Politico has released a piece that begins as follows: "Key White House allies are dramatically shifting their attempts to defend health care legislation, abandoning claims that it will reduce costs and deficit, and instead stressing a promise to 'improve it.'" This is a truly remarkable sentence. Legislation that the Congressional Budget Office says would cost about $2.5 trillion in its real first decade (2014 to 2023) wouldn't do the one thing that Americans most want out of health-care legislation: cut health care costs. It wouldn't, despite the administration's repeated claims to the contrary, cut deficits. But, on the bright side, it can (allegedly) be improved. That's an amazingly tepid claim to make on behalf of something with Obamacare's price tag.

The truth is that Obamacare cannot be improved. It can only be repealed. It was passed as "comprehensive legislation," and it must be repealed comprehensively.

The vast majority of Americans recognize this. Rasmussen's latest survey of likely voters shows Americans favoring repeal by the overwhelming tally of 60 to 36 percent. This 24-point margin is Rasmussen's 2nd-highest in the 21 polls it has conducted in the five months since passage, despite, as Politico puts it, "the White House's all-out communications effort" in the interim – much of it at taxpayer expense.

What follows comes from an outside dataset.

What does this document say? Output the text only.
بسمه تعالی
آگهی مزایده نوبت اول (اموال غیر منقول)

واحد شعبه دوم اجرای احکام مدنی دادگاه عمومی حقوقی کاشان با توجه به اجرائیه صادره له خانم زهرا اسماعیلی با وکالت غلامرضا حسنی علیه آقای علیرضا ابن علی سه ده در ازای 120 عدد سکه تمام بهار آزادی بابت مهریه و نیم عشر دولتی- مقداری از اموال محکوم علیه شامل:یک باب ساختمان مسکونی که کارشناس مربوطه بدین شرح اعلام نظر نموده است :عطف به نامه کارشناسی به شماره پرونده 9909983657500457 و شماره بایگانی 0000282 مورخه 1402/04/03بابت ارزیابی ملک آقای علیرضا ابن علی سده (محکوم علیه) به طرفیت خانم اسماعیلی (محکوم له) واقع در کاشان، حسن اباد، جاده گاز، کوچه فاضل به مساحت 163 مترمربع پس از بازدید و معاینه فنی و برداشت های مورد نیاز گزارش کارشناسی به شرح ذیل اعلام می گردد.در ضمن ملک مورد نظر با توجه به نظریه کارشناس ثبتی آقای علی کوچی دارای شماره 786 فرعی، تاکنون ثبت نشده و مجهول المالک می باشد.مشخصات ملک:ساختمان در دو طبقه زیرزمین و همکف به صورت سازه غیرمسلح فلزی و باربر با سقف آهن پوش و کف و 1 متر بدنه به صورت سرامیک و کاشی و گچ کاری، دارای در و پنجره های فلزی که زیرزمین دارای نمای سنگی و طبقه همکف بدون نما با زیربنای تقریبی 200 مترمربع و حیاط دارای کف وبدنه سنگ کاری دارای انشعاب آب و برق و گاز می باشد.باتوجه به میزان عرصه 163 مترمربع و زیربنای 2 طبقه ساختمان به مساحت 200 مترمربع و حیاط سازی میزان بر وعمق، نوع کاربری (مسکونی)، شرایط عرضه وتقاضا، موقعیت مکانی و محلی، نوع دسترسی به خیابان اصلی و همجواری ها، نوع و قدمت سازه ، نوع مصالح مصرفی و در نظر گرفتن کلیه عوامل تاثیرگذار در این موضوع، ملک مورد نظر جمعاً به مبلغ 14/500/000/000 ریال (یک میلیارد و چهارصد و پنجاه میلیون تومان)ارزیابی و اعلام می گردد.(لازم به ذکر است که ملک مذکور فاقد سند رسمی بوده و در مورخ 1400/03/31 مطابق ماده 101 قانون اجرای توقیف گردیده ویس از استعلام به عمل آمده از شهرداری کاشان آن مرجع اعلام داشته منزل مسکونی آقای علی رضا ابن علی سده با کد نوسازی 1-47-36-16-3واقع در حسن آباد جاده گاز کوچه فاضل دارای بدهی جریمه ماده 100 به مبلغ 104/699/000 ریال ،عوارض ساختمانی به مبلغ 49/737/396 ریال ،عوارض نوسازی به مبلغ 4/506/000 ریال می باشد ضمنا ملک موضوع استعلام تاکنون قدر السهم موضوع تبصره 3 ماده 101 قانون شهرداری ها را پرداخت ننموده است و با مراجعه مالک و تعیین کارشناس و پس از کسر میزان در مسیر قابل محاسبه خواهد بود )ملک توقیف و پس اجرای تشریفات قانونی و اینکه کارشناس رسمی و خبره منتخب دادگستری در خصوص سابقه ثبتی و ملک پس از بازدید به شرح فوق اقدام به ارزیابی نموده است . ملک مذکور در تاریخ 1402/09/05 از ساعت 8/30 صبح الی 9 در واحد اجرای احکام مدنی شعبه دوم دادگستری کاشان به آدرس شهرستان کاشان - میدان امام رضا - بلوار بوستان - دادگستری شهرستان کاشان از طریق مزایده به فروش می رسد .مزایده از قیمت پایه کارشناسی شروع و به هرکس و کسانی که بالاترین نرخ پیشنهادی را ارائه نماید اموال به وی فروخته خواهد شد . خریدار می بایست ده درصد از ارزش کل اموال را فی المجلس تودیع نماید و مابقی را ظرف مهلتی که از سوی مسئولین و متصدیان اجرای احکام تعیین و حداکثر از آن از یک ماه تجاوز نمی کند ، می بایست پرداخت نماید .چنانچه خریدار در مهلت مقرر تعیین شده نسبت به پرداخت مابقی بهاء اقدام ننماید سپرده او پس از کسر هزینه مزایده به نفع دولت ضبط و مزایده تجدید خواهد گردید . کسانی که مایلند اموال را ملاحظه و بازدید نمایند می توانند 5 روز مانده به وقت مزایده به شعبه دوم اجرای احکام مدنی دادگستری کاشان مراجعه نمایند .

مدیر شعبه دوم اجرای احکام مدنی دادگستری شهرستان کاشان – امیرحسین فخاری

Politico reports that White House allies' "confidential presentation" (it was leaked to Politico "by a source on the call" on which it was outlined) "concedes that groups typically supportive of Democratic causes," including those under 40, "have not been won over by the plan." Indeed, Rasmussen's latest survey shows that voters in their 30s favor repeal by a 37-point margin (67 to 30 percent), while those voters in their 30s who feel "strongly" (either way) support repeal by the tally of 61 to 17 percent.

Perhaps most tellingly, Politico writes that the presentation's "final page of 'Don'ts' counsels against claiming 'the law will reduce costs and deficit.'" Instead, the presentation advises, "Keep claims small and credible"; "don’t overpromise or 'spin' what the law delivers." Thus, the administration’s central claim from the start – made ad nauseam by everyone from President Obama on down – that Obamacare would somehow reduce health care costs, is apparently just "spin." (This, of course, was recognized by a great many Americans all along.) And now, a $2.5 trillion law that's longer than War and Peace must, incredibly, be defended on the basis of claims that are "small and credible."

Highlighting the striking degree to which the administration is on the defensive five months after passage and two months before the midterms, the presentation says, "People can be moved from initial skepticism and support for repeal of the law to favorable feelings and resisting repeal." Enthusiastic or clear support is apparently no longer even on the table, and even White House allies now explicitly recognize repeal as a very real possibility.